If you have some alphabet $\mathcal{X}=\{a,b,c, \ldots,\}$ of symbols. The number of symbols $|\mathcal{X}|$ does not have to be 26 like in English. We are just using the analogy. Here are some examples: \[ \mathcal{X}_{binary} = \{ 0, 1 \} \] \[ \mathcal{X}_{vote} = \{ yes, no, abstain \} \] \[ \mathcal{X}_{outlinks} = \{ set\ of\ outlinks\ on\ a\ webpage \} \] \[ \mathcal{X}_{2^{nd} cup} = \{ dark-roast, mild-roast \} \]

Now suppose that you have some source $S$ that produces each second one instance $x$ from the alphabet. For example, a coffee addicted graduate student will order either a dark roast or a mild roast coffee each morning.

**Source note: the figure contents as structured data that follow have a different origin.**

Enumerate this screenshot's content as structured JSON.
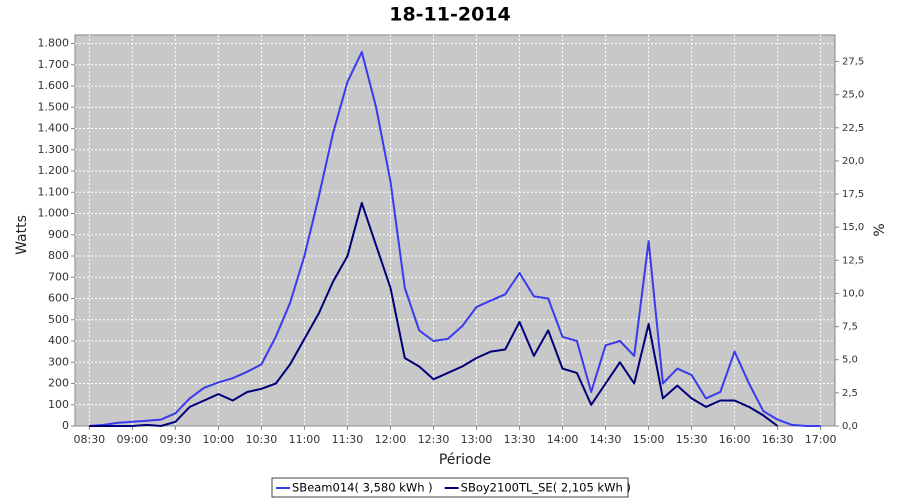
{
  "chart_data": {
    "type": "line",
    "title": "18-11-2014",
    "x_label": "Période",
    "y_label": "Watts",
    "y2_label": "%",
    "x": [
      "08:30",
      "08:40",
      "08:50",
      "09:00",
      "09:10",
      "09:20",
      "09:30",
      "09:40",
      "09:50",
      "10:00",
      "10:10",
      "10:20",
      "10:30",
      "10:40",
      "10:50",
      "11:00",
      "11:10",
      "11:20",
      "11:30",
      "11:40",
      "11:50",
      "12:00",
      "12:10",
      "12:20",
      "12:30",
      "12:40",
      "12:50",
      "13:00",
      "13:10",
      "13:20",
      "13:30",
      "13:40",
      "13:50",
      "14:00",
      "14:10",
      "14:20",
      "14:30",
      "14:40",
      "14:50",
      "15:00",
      "15:10",
      "15:20",
      "15:30",
      "15:40",
      "15:50",
      "16:00",
      "16:10",
      "16:20",
      "16:30",
      "16:40",
      "16:50",
      "17:00"
    ],
    "series": [
      {
        "name": "SBeam014( 3,580 kWh )",
        "color": "#3a3aee",
        "values": [
          0,
          5,
          15,
          20,
          25,
          30,
          60,
          130,
          180,
          205,
          225,
          255,
          290,
          420,
          580,
          800,
          1080,
          1380,
          1620,
          1760,
          1500,
          1150,
          650,
          450,
          400,
          410,
          470,
          560,
          590,
          620,
          720,
          610,
          600,
          420,
          400,
          160,
          380,
          400,
          330,
          870,
          200,
          270,
          240,
          130,
          160,
          350,
          200,
          70,
          30,
          5,
          0,
          0
        ]
      },
      {
        "name": "SBoy2100TL_SE( 2,105 kWh )",
        "color": "#00007a",
        "values": [
          0,
          0,
          0,
          0,
          5,
          0,
          20,
          90,
          120,
          150,
          120,
          160,
          175,
          200,
          290,
          410,
          530,
          680,
          800,
          1050,
          850,
          650,
          320,
          280,
          220,
          250,
          280,
          320,
          350,
          360,
          490,
          330,
          450,
          270,
          250,
          100,
          200,
          300,
          200,
          480,
          130,
          190,
          130,
          90,
          120,
          120,
          90,
          50,
          0,
          null,
          null,
          null
        ]
      }
    ],
    "xlim": [
      "08:20",
      "17:10"
    ],
    "xticks": [
      "08:30",
      "09:00",
      "09:30",
      "10:00",
      "10:30",
      "11:00",
      "11:30",
      "12:00",
      "12:30",
      "13:00",
      "13:30",
      "14:00",
      "14:30",
      "15:00",
      "15:30",
      "16:00",
      "16:30",
      "17:00"
    ],
    "ylim": [
      0,
      1840
    ],
    "yticks": [
      0,
      100,
      200,
      300,
      400,
      500,
      600,
      700,
      800,
      900,
      {
        "value": 1000,
        "label": "1.000"
      },
      {
        "value": 1100,
        "label": "1.100"
      },
      {
        "value": 1200,
        "label": "1.200"
      },
      {
        "value": 1300,
        "label": "1.300"
      },
      {
        "value": 1400,
        "label": "1.400"
      },
      {
        "value": 1500,
        "label": "1.500"
      },
      {
        "value": 1600,
        "label": "1.600"
      },
      {
        "value": 1700,
        "label": "1.700"
      },
      {
        "value": 1800,
        "label": "1.800"
      }
    ],
    "y2lim": [
      0,
      29.5
    ],
    "y2ticks": [
      {
        "value": 0,
        "label": "0,0"
      },
      {
        "value": 2.5,
        "label": "2,5"
      },
      {
        "value": 5,
        "label": "5,0"
      },
      {
        "value": 7.5,
        "label": "7,5"
      },
      {
        "value": 10,
        "label": "10,0"
      },
      {
        "value": 12.5,
        "label": "12,5"
      },
      {
        "value": 15,
        "label": "15,0"
      },
      {
        "value": 17.5,
        "label": "17,5"
      },
      {
        "value": 20,
        "label": "20,0"
      },
      {
        "value": 22.5,
        "label": "22,5"
      },
      {
        "value": 25,
        "label": "25,0"
      },
      {
        "value": 27.5,
        "label": "27,5"
      }
    ],
    "grid": true,
    "legend": "bottom"
  }
}
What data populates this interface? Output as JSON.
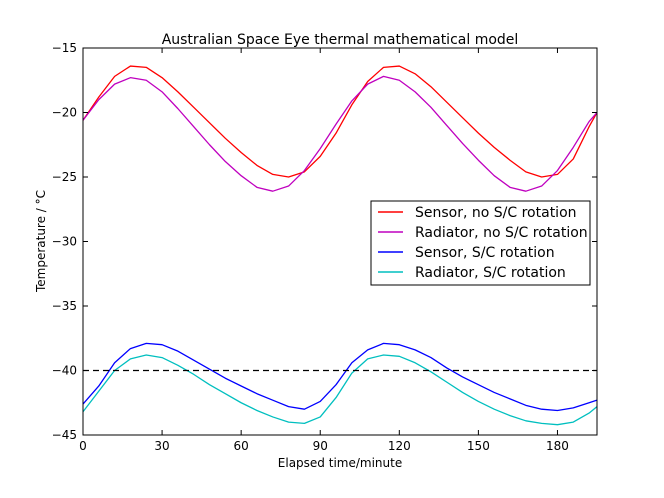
{
  "chart_data": {
    "type": "line",
    "title": "Australian Space Eye thermal mathematical model",
    "xlabel": "Elapsed time/minute",
    "ylabel": "Temperature / °C",
    "xlim": [
      0,
      195
    ],
    "ylim": [
      -45,
      -15
    ],
    "xticks": [
      0,
      30,
      60,
      90,
      120,
      150,
      180
    ],
    "yticks": [
      -15,
      -20,
      -25,
      -30,
      -35,
      -40,
      -45
    ],
    "grid": false,
    "legend_position": "center-right",
    "reference_line": {
      "y": -40,
      "style": "dashed",
      "color": "#000000"
    },
    "series": [
      {
        "name": "Sensor, no S/C rotation",
        "color": "#ff0000",
        "x": [
          0,
          6,
          12,
          18,
          24,
          30,
          36,
          42,
          48,
          54,
          60,
          66,
          72,
          78,
          84,
          90,
          96,
          102,
          108,
          114,
          120,
          126,
          132,
          138,
          144,
          150,
          156,
          162,
          168,
          174,
          180,
          186,
          192,
          195
        ],
        "values": [
          -20.6,
          -18.8,
          -17.2,
          -16.4,
          -16.5,
          -17.3,
          -18.4,
          -19.6,
          -20.8,
          -22.0,
          -23.1,
          -24.1,
          -24.8,
          -25.0,
          -24.6,
          -23.4,
          -21.6,
          -19.4,
          -17.6,
          -16.5,
          -16.4,
          -17.0,
          -18.0,
          -19.2,
          -20.4,
          -21.6,
          -22.7,
          -23.7,
          -24.6,
          -25.0,
          -24.8,
          -23.6,
          -21.1,
          -20.0
        ]
      },
      {
        "name": "Radiator, no S/C rotation",
        "color": "#bf00bf",
        "x": [
          0,
          6,
          12,
          18,
          24,
          30,
          36,
          42,
          48,
          54,
          60,
          66,
          72,
          78,
          84,
          90,
          96,
          102,
          108,
          114,
          120,
          126,
          132,
          138,
          144,
          150,
          156,
          162,
          168,
          174,
          180,
          186,
          192,
          195
        ],
        "values": [
          -20.6,
          -19.0,
          -17.8,
          -17.3,
          -17.5,
          -18.4,
          -19.7,
          -21.1,
          -22.5,
          -23.8,
          -24.9,
          -25.8,
          -26.1,
          -25.7,
          -24.5,
          -22.8,
          -20.9,
          -19.1,
          -17.8,
          -17.2,
          -17.5,
          -18.4,
          -19.6,
          -21.0,
          -22.4,
          -23.7,
          -24.9,
          -25.8,
          -26.1,
          -25.7,
          -24.5,
          -22.7,
          -20.7,
          -20.0
        ]
      },
      {
        "name": "Sensor, S/C rotation",
        "color": "#0000ff",
        "x": [
          0,
          6,
          12,
          18,
          24,
          30,
          36,
          42,
          48,
          54,
          60,
          66,
          72,
          78,
          84,
          90,
          96,
          102,
          108,
          114,
          120,
          126,
          132,
          138,
          144,
          150,
          156,
          162,
          168,
          174,
          180,
          186,
          192,
          195
        ],
        "values": [
          -42.6,
          -41.2,
          -39.4,
          -38.3,
          -37.9,
          -38.0,
          -38.5,
          -39.2,
          -39.9,
          -40.6,
          -41.2,
          -41.8,
          -42.3,
          -42.8,
          -43.0,
          -42.4,
          -41.1,
          -39.4,
          -38.4,
          -37.9,
          -38.0,
          -38.4,
          -39.0,
          -39.8,
          -40.5,
          -41.1,
          -41.7,
          -42.2,
          -42.7,
          -43.0,
          -43.1,
          -42.9,
          -42.5,
          -42.3
        ]
      },
      {
        "name": "Radiator, S/C rotation",
        "color": "#00bfbf",
        "x": [
          0,
          6,
          12,
          18,
          24,
          30,
          36,
          42,
          48,
          54,
          60,
          66,
          72,
          78,
          84,
          90,
          96,
          102,
          108,
          114,
          120,
          126,
          132,
          138,
          144,
          150,
          156,
          162,
          168,
          174,
          180,
          186,
          192,
          195
        ],
        "values": [
          -43.2,
          -41.6,
          -40.0,
          -39.1,
          -38.8,
          -39.0,
          -39.6,
          -40.3,
          -41.1,
          -41.8,
          -42.5,
          -43.1,
          -43.6,
          -44.0,
          -44.1,
          -43.6,
          -42.1,
          -40.2,
          -39.1,
          -38.8,
          -38.9,
          -39.4,
          -40.1,
          -40.9,
          -41.7,
          -42.4,
          -43.0,
          -43.5,
          -43.9,
          -44.1,
          -44.2,
          -44.0,
          -43.3,
          -42.8
        ]
      }
    ]
  }
}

Suppose that you have statistics of about the probability of each symbol being produced by the source $S$. This is represented by a probability mass function $p(x)=Prob\{S=x\}$. If I order dark roast 90% of the time then $p(dark-roast)=0.9$. The total probabilities have to add up to $1$, so this $p(mild-roast)$ must be equal to $0.1$.

Information theory can tell you how much information is conveyed by the source $S$ each time it produces some symbol $x$. The function that we use the most in information theory is called Shannon entropy. The entropy of a probability distribution $p(x)$ is \[ H(p(x)) = - \sum_{x\in \mathcal{X}} p(x) \log p(x). \]

You see the log in there? Why is there a log?

The log is there because we made some assumptions about entropy. Entropy is not information, rather it is how much uncertainty we have about the outcomes of $S$. If $S$ always outputs the same symbol, then the entropy of $S$ would be zero.

Assumptions:

  1. The source $S$ produces independent outcomes.
  2. The uncertainty we have about two outputs of S is twice

the amount of uncertainty of one output

How much information do I gain when I see the symbol $x$? Well let's say that there is some function $f(p_X(x))$ that tells you how surprising it is to see $x$. It will turn out that the function is just $f(p_X(x)) = \log p_X(x)$, but for now let's assume that it is an unknown function.

It won't be unknown for very long though. THe second assumption we made implies the following \[ f(p_{X_1X_2}(x_1,x_2)) = f(p_{X_1}(x_1)) + f(p_{X_2}(x_2)). \]

Do you know of any functions that can turn products into sums? So it must be the log. If $f$ tells us how much information there is in one symbol $x$ then how much information is there in each instance of $S$? We have to calculate the expectation value, i.e. take the sum over all symbols and weight each term by how likely it is to occur $p(x)$.

This is how you get the entropy function from first principles.

Applications

  1. The outlinks distribution could be a good way to learn information about website visitors.

If all your visitors click on the same route (as is popular with modern call-to-action meme)

  then your server logs will contain very little information about what visitors were 
  really interested in.  A homepage is like a question, if you ask the right question you
  should be getting many kinds of answers.